Silikozis Nedir?
Silikozis Hakkında Kısa Bilgi
Silikozis, solunum yoluyla alınabilen boyuta sahip silika kristallerinin neden olduğu bir akciğer hastalığıdır. En eski meslek hastalıklarından biridir. Silikozisin etken maddesi silikadır. Silika kristalleri, çalışanlar tarafından solunursa kalıcı ve ilerleyen hasara yol açmaktadır. Silika kristalleri solunum yoluyla girdiği akciğeri zaman içinde yavaş yavaş oksijensiz bırakmakta ve yok etmektedir. Vücudun maruziyet süresi ve oranına göre seyri ve etkileme gücü değişmektedir. Silikozis hastalığının geri dönüşü maalesef mümkün değildir.
Silokozis hastalığı için tünel açma, kazma ve delme işlemleri, taş ocakları ile madenler (kömür, altın, kalay, demir, bakır, nikel, gümüş, granit, tungsten, uranyum, v.b.) en riskli iş kollarıdır. Silikanın kullanıldığı ve silikoz gelişme riski olan diğer bazı iş kolları ise gemi yapımında çeliğin boyaya hazırlanması, mücevher kesme, işleme, cilalama işlemleri, kurşun kalem yapımı, cam, kristal, tuğla imalatı, seramik, porselen ve çini yapımı, dökümhanelerde döküm kalıptan çıkarıldıktan sonra temizleme, perdahlama, çapak giderme, cilalama işlemleri, diş protezi yapımıdır. Yine silikozis vakalarının büyük bir kısmı da kot taşlama ya da taşlanmış kot imalatı olarak da bilinen kot kumlamacılığı işlerinde görülmektedir.

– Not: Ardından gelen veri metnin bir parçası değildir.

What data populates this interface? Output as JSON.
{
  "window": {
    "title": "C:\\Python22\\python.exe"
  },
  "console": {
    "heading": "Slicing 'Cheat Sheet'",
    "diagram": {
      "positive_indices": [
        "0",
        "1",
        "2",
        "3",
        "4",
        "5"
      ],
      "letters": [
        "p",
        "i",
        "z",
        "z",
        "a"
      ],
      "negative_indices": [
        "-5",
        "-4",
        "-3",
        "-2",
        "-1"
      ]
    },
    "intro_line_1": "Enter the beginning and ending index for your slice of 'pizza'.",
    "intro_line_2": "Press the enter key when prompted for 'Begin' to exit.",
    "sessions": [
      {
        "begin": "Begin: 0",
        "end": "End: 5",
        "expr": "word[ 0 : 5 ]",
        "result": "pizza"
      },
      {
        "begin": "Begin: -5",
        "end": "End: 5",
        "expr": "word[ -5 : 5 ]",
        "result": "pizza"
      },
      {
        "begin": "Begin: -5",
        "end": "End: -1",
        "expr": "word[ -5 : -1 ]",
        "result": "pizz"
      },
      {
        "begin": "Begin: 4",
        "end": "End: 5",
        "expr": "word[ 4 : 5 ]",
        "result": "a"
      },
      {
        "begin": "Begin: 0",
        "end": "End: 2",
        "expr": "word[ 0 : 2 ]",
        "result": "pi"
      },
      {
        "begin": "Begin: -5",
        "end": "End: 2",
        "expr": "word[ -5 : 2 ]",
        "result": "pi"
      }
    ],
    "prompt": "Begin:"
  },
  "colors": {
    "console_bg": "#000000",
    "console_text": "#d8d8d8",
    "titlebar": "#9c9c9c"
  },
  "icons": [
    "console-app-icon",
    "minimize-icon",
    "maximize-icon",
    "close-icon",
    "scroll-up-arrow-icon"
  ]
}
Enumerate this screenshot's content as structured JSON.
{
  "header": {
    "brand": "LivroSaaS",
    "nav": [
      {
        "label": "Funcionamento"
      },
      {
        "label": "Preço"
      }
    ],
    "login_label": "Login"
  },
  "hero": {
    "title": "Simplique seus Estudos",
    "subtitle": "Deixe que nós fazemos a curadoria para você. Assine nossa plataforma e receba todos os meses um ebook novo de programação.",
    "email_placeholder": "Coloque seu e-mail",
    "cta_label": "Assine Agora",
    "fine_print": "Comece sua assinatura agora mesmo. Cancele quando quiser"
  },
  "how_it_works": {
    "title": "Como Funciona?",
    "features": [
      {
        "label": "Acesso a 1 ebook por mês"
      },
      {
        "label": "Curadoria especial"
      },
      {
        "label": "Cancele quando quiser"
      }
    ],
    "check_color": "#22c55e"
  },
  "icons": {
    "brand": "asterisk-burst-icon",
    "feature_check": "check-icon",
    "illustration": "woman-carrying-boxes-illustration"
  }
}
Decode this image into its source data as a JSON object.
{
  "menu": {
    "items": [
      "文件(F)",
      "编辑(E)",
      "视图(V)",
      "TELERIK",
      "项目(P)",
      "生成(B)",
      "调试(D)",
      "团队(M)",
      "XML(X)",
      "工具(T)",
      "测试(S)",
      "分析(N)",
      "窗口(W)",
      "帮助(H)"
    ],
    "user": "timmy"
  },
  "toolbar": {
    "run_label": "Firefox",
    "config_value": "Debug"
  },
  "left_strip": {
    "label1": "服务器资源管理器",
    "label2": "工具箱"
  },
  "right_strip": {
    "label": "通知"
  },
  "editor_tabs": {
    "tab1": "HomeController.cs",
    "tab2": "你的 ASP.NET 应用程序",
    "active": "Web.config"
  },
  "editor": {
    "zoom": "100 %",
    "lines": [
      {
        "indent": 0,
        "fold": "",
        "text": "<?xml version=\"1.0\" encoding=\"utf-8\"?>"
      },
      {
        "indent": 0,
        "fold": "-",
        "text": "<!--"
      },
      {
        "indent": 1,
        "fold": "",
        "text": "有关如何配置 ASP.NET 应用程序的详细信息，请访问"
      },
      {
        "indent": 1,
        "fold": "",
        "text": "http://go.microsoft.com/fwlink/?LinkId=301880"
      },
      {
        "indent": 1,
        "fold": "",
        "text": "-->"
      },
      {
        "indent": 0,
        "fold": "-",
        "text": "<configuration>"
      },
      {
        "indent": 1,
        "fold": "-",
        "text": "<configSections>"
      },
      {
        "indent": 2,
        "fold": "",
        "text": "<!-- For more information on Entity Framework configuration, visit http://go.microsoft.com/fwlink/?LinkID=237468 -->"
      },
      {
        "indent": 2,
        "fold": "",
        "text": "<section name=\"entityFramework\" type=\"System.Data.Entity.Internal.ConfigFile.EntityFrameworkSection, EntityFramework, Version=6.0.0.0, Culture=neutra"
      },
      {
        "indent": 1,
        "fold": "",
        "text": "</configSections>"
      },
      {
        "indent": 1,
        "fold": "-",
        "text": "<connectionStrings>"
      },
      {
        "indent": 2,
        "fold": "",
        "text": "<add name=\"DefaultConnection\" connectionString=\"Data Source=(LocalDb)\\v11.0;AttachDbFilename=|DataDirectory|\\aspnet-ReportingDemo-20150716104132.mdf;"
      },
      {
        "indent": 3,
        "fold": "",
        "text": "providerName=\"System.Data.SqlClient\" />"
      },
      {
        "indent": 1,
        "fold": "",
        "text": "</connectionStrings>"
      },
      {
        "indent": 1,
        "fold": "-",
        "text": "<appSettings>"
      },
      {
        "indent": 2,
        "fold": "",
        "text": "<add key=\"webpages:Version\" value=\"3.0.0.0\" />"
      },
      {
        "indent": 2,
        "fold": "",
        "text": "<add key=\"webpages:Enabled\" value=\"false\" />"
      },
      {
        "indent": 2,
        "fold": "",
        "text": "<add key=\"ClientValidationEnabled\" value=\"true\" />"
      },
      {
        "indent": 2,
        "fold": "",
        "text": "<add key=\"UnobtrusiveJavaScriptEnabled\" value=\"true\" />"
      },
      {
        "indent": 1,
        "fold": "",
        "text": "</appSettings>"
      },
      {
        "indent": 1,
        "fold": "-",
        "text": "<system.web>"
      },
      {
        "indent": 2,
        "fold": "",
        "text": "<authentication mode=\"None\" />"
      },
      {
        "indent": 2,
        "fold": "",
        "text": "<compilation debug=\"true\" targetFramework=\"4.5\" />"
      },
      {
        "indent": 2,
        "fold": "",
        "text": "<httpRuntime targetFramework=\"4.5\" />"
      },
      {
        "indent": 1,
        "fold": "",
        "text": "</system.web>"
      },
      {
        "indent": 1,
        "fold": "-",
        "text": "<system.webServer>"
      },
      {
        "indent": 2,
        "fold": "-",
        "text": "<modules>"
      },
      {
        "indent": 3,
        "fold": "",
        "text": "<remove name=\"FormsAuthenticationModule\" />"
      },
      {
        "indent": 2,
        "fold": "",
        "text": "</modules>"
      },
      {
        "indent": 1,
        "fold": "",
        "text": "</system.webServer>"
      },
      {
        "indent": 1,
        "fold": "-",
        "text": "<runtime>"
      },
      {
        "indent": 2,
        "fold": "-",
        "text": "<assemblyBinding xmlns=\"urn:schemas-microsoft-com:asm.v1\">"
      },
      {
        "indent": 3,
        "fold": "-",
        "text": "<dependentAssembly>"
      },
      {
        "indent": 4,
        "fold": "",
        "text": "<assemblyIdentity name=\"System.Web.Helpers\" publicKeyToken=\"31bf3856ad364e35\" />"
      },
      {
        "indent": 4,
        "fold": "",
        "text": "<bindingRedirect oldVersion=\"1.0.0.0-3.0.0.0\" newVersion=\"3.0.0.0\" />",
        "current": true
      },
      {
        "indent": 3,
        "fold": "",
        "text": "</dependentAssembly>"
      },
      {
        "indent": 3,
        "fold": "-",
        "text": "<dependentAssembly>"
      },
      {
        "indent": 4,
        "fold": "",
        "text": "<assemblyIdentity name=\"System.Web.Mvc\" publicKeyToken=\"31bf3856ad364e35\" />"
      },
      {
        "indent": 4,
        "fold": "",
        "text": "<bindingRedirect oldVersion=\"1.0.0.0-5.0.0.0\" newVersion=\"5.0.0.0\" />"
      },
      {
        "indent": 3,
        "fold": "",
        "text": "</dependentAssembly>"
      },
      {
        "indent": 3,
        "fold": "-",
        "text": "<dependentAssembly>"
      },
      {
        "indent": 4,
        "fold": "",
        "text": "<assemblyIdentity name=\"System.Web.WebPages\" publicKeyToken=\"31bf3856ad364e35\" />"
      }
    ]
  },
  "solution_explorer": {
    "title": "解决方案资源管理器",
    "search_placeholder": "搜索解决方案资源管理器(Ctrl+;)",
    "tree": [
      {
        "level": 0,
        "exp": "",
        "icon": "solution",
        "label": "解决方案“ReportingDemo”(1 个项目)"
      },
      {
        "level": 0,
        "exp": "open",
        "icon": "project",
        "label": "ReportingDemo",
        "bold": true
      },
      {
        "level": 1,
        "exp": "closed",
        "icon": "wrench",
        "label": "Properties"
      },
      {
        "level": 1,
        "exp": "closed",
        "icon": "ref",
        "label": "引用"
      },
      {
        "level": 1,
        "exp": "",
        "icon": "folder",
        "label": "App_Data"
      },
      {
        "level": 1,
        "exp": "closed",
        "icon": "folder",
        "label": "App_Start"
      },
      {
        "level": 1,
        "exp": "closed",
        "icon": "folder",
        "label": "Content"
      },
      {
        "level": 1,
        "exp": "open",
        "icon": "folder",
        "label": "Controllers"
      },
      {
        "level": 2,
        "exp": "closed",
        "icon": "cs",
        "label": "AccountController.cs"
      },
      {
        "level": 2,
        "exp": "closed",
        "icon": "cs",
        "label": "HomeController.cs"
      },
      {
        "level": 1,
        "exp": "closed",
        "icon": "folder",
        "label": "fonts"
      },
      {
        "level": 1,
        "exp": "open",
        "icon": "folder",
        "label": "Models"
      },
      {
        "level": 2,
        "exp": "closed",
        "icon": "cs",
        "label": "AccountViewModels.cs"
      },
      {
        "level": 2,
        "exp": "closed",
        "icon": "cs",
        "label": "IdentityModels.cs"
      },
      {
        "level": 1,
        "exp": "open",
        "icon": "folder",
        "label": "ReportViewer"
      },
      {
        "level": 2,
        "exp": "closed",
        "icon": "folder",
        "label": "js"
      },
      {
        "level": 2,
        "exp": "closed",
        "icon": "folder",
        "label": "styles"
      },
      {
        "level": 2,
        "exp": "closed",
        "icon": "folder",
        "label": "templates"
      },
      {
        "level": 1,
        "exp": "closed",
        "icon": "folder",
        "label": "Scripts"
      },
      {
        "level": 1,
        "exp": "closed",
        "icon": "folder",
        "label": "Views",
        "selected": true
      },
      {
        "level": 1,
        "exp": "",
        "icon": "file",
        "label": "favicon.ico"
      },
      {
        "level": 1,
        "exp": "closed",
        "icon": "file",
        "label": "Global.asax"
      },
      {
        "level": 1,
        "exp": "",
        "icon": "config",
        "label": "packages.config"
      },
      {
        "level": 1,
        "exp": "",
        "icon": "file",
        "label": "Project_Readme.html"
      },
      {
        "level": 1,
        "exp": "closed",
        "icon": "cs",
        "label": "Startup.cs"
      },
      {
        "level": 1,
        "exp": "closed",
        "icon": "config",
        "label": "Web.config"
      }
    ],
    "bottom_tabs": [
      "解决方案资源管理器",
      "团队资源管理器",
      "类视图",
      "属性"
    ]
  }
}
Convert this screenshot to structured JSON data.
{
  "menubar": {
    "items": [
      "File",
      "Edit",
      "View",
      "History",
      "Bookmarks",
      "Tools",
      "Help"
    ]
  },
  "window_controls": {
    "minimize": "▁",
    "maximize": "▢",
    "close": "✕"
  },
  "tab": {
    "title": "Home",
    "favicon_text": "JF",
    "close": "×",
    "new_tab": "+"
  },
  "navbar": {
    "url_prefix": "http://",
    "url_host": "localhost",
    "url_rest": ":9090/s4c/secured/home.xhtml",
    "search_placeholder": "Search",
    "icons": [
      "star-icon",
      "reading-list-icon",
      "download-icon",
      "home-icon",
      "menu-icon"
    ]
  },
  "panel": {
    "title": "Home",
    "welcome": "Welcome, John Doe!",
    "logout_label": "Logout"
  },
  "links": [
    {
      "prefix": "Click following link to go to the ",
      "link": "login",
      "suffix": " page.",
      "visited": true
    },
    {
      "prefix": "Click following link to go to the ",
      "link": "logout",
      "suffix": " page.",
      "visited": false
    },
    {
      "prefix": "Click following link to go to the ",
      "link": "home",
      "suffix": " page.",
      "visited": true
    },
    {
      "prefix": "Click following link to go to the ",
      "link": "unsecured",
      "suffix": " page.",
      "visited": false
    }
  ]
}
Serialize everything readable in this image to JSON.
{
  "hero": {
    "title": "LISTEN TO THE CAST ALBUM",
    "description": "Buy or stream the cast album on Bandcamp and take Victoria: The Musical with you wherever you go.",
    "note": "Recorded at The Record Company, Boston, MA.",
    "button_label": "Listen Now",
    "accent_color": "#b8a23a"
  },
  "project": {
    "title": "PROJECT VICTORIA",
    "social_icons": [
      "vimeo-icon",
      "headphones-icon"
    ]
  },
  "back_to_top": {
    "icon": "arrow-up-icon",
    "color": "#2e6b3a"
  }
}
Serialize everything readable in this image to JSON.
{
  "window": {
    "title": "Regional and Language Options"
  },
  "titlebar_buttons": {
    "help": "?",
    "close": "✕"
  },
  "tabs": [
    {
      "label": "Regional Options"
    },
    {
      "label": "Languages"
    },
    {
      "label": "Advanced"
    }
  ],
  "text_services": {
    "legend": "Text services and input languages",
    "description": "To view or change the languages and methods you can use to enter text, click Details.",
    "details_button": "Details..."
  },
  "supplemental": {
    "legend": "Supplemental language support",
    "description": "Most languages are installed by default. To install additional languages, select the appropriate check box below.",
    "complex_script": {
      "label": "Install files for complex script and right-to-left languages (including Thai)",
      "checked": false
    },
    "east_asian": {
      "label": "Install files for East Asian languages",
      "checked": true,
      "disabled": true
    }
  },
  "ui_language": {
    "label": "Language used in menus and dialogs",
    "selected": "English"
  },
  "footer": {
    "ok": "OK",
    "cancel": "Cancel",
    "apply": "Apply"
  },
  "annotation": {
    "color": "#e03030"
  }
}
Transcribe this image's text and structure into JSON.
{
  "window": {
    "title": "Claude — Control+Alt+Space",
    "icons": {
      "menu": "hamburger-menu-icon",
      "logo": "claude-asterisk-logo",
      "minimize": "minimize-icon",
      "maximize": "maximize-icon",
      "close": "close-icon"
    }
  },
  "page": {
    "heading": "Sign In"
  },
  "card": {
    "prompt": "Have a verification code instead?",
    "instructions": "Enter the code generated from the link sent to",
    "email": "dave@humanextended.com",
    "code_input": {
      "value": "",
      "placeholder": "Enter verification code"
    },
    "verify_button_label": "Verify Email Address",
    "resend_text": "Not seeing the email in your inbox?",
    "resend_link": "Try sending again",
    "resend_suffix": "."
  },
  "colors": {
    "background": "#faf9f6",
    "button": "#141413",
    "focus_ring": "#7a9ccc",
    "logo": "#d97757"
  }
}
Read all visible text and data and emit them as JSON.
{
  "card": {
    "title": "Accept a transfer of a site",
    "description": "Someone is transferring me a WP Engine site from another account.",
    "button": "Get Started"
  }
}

Adını son yıllarda kot kumlamacılığı ile sık duyduğumuz silikozis, insanlık tarihi kadar eski bir hastalıktır. Mısır mumyalarında rastlanan silikotik nodülleri bunun ispatıdır. Alman minerolog Georgius Agricola 1556’da yazdığı “Treatise on Mining” kitabında silokozisten bahsetmektedir. Bernardino Ramazzini de silikozisi, kaya parçalama, yani taş ocağı işçilerinin ve madencilerin yakalandığı bir akciğer hastalığı olarak tanımlıyor.
Günümüzde maden, kum püskürtme ve birçok endüstriyel iş kolunda çalışan işçilerin maruz kaldığı toz oranında büyük bir artış gözlenmektedir. Bu artışta yüksek basınçlı kompresörlerin kullanılmaya başlanmasıdır. Bu dramatik artış, hastalığı hızla ölümcül bir hale sokmuştur.
Silikozis ile modern iş sağlığı ve güvenliği ilkeleri anlamında mücadele 1932’de, Amerika’da bir tünel yapımında çalışan işçilerin çoğunda bu hastalığın görülmesiyle birlikte başlar. ILO (Uluslararası Çalışma Örgütü) 1947’de silikozis’i meslek hastalığı olarak ilan eti. Dünya kamuoyunda büyük bir farkındalık oluştu ve Türkiye de aynı yıl yani 1947 yılında silikozis hastalığını meslek hastalığı olarak kabul etmiştir.